Considerados os primeiros semestres deste ano e o de 2006, houve um avanço de dois dígitos nos tributos federais. O crescimento nominal de janeiro a junho deste ano atingiu 13,1% - 8,5% reais - e o do ano passado, 11,1%. O crescimento econômico tem empurrado fortemente a arrecadação federal e dos Estados, a ponto de sepultar as conversas para a revisão dos termos da renegociação das dívidas estaduais. Como revelou o novo secretário do Tesouro, Arno Augustin ao Valor (30 de julho), os Estados estão agora com melhor "equação fiscal" e não será preciso nenhuma flexibilização (temerária) na Lei de Responsabilidade Fiscal para acomodar pressões políticas.

A expansão da carga tributária já deveria há muito ter aberto espaço para corte gradual e generalizado de impostos e para um comportamento mais flexível do governo nas negociações com o Congresso para prorrogar a CPMF - há espaço para que as alíquotas sejam cadentes ao longo do tempo sem implicar grande sacrifício de aperto de despesas. O governo Lula volta a mobilizar sua enorme base de apoio para votar a prorrogação pura e simples da CPMF, mas não mostra ao menos o mesmo esforço para fazer andar a reforma tributária.

A meta fiscal para o ano é sensata, mas ela está sendo ultrapassada por motivos inesperados ou pouco alvissareiros - os gastos com investimentos não andam. Para um governo que passou seus primeiros quatro anos reclamando do esforço fiscal que lhe impedia realizar despesas necessárias ao crescimento, não deixa de ser surpreendente. Não se pode alegar, tampouco, que não houve tempo para planejar os investimentos. Após se engalfinhar com o FMI por anos, o PPI foi aceito, mas este já é o segundo exercício em que a União ou não consegue apresentar projetos suficientes ou então executar os que apresenta tempestivamente. Até junho, a União gastou só R$ 1,18 bilhão dos R$ 11,3 bilhões previstos no PPI. Na conta geral de investimentos, os dispêndios no primeiro semestre foram um pouco maiores - 29,9% do total de R$ 24,4 bilhões previstos para o ano.

Isto indica que os projetos do Programa de Aceleração do Crescimento também padecem de morosidade na execução. É certo que não basta apertar um botão para que os projetos saiam prontos, licitados conforme a lei e prestes a serem executados. A inércia burocrática tem vencido qualquer prioridade, mas ainda assim a execução deixa muito a desejar, especialmente quando se considera que um volume significativo dos projetos do PAC já existem há anos e vários vêm desde o governo de Fernando Henrique.

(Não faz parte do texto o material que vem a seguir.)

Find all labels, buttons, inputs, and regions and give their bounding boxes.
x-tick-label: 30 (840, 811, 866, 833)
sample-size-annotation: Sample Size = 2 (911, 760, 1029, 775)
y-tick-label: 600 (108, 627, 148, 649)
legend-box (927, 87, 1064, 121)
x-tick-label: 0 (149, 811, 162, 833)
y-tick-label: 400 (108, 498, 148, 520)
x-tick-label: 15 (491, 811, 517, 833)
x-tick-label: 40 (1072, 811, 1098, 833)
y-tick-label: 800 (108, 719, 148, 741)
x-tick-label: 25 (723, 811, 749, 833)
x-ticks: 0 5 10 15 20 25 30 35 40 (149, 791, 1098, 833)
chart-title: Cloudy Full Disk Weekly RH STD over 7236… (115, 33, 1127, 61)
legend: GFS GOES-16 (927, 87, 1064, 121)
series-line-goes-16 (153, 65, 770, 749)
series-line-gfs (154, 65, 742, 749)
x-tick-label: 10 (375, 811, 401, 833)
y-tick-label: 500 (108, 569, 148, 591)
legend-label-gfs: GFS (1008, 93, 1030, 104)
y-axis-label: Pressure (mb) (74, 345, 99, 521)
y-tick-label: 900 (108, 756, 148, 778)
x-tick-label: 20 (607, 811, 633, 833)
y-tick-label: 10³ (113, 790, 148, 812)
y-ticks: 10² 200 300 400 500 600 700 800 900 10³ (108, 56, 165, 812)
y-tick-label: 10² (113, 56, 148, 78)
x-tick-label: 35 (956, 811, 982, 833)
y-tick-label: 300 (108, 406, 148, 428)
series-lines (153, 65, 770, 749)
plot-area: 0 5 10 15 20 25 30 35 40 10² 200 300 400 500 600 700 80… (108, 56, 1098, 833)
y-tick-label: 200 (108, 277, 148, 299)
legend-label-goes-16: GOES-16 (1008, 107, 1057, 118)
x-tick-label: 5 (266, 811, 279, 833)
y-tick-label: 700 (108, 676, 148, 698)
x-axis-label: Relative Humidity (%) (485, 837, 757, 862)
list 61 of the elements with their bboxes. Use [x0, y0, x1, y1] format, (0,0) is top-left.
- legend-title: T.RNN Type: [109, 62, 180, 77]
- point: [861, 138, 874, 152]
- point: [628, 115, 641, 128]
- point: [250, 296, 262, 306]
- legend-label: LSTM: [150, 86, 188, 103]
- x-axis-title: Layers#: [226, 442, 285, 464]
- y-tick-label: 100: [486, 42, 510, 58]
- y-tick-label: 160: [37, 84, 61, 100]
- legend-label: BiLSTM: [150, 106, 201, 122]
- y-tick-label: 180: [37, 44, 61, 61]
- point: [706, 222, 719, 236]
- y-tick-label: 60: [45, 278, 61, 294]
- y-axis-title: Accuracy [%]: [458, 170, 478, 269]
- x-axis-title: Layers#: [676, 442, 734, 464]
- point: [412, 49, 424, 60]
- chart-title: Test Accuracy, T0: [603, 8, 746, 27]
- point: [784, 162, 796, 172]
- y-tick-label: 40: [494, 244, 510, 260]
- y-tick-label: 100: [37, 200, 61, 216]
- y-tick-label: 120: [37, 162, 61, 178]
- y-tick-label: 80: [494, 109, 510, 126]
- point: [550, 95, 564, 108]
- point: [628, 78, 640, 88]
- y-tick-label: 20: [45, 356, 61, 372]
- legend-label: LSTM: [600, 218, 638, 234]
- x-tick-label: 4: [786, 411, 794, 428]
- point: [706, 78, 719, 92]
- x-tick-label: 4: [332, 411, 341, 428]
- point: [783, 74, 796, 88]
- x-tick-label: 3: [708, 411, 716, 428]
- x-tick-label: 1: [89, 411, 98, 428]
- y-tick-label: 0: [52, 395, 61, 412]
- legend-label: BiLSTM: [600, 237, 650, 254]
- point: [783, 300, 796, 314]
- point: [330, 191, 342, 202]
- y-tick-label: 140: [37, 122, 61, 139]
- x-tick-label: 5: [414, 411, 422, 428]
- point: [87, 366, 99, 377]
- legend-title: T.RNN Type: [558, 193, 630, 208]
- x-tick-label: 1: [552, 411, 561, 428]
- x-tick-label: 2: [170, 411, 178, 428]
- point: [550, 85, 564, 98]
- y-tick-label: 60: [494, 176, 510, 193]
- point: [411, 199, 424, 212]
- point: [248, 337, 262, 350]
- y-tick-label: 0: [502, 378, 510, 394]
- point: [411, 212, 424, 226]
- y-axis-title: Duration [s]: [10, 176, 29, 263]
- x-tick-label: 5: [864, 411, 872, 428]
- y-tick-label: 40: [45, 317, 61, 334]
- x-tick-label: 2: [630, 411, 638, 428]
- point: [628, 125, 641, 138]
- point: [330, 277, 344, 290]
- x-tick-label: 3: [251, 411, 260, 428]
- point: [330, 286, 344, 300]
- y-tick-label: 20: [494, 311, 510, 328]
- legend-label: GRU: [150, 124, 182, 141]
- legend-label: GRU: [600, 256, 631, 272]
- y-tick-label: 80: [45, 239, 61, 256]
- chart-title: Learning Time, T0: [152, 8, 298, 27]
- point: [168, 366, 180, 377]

A falta de infra-estrutura ameaça o crescimento e é um obstáculo maior à manutenção do atual ritmo de expansão. Agora há dinheiro para as obras, as prioridades foram definidas e, no entanto, as coisas não andam com a velocidade que a necessidade exige.

Por outro lado, o enorme avanço das receitas acomoda o forte aumento dos gastos com salários, que sofreram grande impacto do aumento do salário mínimo decretado em 2006. As despesas com pessoal subiram 12,77% no primeiro semestre, enquanto que as de custeio e capital cresceram 12,98%. O governo prometeu conter as despesas com pessoal, limitando-as a um aumento real de 1,5% no conjunto da folha do funcionalismo. A iniciativa trombou com o "realismo" magnânimo da base aliada governista, que não quer ouvir falar do assunto e tenta no Congresso ou simplesmente derrubar o projeto ou indexá-lo mais generosamente à taxa de crescimento do PIB. O governo se esforça entre os congressistas para prorrogar a CPMF, mas nem de longe exibe o mesmo empenho para limitar essas despesas, ainda que timidamente, a única neste sentido que prometeu no anúncio do PAC.